Gugatan pun telah didaftarkan ke Pengadilan Negeri Jakarta Selatan (PN Jaksel) pada Jumat (06/10/2023) dengan nomor perkara 113/Pid.Pra/2023/PN JKT.SEL.
Karen Agustiawan melayangkan gugatan terhadap KPK atas penetapan status dirinya sebagai tersangka dalam kasus rasuah pengadaan gas alam cair atau liquefied natural gas (LNG) di PT Pertamina (Persero) Adapun jadwal sidang direncanakan pada 16 Oktober 2023 mendatang.
“Nantinya sidang tersebut akan dipimpin langsung oleh Majelis, Tumpanuli Marbun,” ucap Karen sebelum masuk mobil tahanan di Gedung Merah Putih KPK, Jakarta Selatan, Selasa. (09/10/2023)
“Permohonan gugatan praperadilan yang diajukan oleh Karen Agustiawan pada Jumat 6 Oktober 2023 telah diterima dan Sidang perdana akan di gelar pada hari Senin tanggal 16 Oktober 2023, Intinya kita mohon agar penetapan Karen Agustiawan sebagai tersangka dinyatakan tidak sah,” Jelas Djuyamto, dalam keterangannya Senin. (09/10/2023)
Karen Agustiawan menyatakan, pengadaan LNG di PT Pertamina di saat masanya menjabat sebagai Dirut bukan aksi pribadi, Karen mengeklaim, pengadaan tersebut merupakan aksi korporasi, karena sudah disetujui oleh jajaran direksi secara kolektif kolegial.

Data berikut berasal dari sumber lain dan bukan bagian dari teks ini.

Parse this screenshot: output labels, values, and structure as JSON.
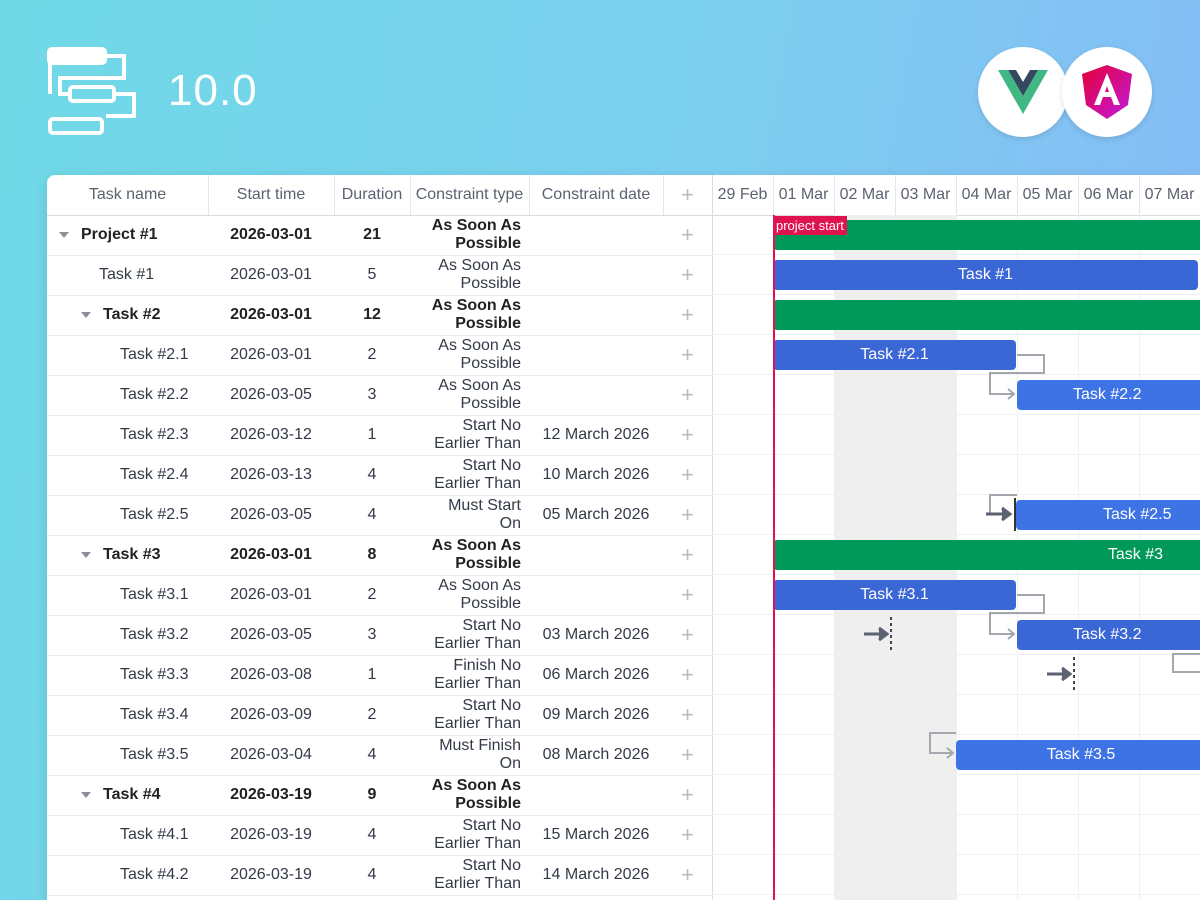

“Jadi pengadaan LNG ini bukan aksi pribadi, tapi merupakan aksi korporasi Pertamina berdasarkan Inpres (Instruksi Presiden),” kata Karen, Selasa. (19/09/2023)
Namun, KPK sendiri melalui Kepala Bagian Pemberitaan,” Ali Fikri menyatakan” Lembaga antikorupsi siap menghadapi gugatan tersebut, Karena Karen diduga kuat telah menyebabkan kerugian keuangan negara sekitar Rp 2,1 triliun terkait pengadaan LNG dengan bukti bukti yang kuat.
“Karen disangkakan melanggar Pasal 2 ayat (1) atau Pasal 3 UU Tipikor juncto Pasal 55 ayat (1) ke-1 KUHP, Kami ingin tegaskan bahwa alat bukti KPK lengkap, dan semua dilakukan sesuai prosedur dan ketentuan sebagaimana hukum acara pidana dan UU KPK,” Jelas Ali Fikri.